The9, the Shanghai-based company that is pivoting to mobile gaming after its glory days of operating World of Warcraft in China, may have another revenue stream up its sleeve.

Sony Ericsson has tapped the company to run its local app store in China, where it offer games and other content like ringtones, according to AllThingsD. The9 will be the exclusive operator of Sony Ericsson’s PlayNow app store, for which it will test, market and support third-party apps. There are 50 right now.

The number of Android variants in China plus Google’s inability to make headway in its relationship with the government is an opportunity for carriers and device makers to have a more powerful role in the app ecosystem. Because Google’s official Android Market doesn’t have a secure place as the leading distributor of Android apps, many alternative stores are flourishing in its place like HiAPK, GoAPK and AppChina. Bigger players like Chinese social networking and IM giant Tencent have also gotten into the fray.

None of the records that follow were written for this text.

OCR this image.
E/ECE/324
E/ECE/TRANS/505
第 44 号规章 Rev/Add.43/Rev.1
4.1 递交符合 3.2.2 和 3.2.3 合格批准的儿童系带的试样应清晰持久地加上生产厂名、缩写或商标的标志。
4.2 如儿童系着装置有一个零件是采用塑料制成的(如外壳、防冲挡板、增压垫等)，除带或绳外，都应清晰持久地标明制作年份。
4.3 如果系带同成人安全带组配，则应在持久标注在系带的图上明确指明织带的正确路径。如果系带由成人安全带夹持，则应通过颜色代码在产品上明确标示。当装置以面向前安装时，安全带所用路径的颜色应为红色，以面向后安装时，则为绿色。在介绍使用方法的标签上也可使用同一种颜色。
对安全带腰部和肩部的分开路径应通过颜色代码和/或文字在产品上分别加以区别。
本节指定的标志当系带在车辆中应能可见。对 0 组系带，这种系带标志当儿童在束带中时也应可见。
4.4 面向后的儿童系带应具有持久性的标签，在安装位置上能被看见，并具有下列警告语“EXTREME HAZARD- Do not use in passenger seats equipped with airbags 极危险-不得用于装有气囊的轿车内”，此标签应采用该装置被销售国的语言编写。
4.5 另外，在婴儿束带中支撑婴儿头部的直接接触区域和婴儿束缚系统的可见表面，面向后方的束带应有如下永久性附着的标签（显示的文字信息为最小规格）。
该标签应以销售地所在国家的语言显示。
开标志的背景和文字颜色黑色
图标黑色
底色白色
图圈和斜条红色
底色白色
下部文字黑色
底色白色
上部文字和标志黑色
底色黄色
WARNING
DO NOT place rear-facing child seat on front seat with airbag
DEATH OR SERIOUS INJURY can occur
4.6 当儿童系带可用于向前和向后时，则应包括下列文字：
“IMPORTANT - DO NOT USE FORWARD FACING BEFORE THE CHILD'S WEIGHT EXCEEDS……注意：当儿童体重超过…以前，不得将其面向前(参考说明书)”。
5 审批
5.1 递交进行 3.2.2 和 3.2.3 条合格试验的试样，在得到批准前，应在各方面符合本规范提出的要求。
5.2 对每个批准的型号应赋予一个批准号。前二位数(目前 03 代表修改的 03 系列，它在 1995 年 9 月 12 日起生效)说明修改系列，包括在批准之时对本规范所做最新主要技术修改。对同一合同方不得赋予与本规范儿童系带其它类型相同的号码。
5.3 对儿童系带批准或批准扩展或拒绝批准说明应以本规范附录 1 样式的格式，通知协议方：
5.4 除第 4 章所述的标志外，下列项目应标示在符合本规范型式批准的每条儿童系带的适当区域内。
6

So it’s not surprising that an OEM like Sony Ericsson would be interested in this as well, provided a well-connected local partner. Custom app stores are a way for carriers and device makers make their products stand out against what could be a sea of undifferentiated, commoditized Android phones.

As for The9, the company is trying to make a comeback around iOS and Android after losing the license to publish World of Warcraft in China, a move that made its annual revenue decline from 1.7 billion Chinese yuan ($269 million) in 2008 to 108.2 million yuan ($16.2 million) in 2010.

With the remaining capital on its books, The9 has placed all of its chips in smartphone gaming. It recently launched a $100 million mobile fund with Chengwei Ventures, ChinaRock Capital Management and China Renaissance K2 Ventures that may help it source new lucrative intellectual property for the local markets.

It also recently partnered with OpenFeint to localize the company’s platform for the Chinese market (since many U.S. or Japanese-operated gaming networks will naturally have problems coming to China because of censorship issues or because they don’t understand the tastes of local consumers).

The9 faces competition from web giants like Tencent, which has its own app store baked into an Android skin, and venture-backed companies like Beijing’s PapayaMobile.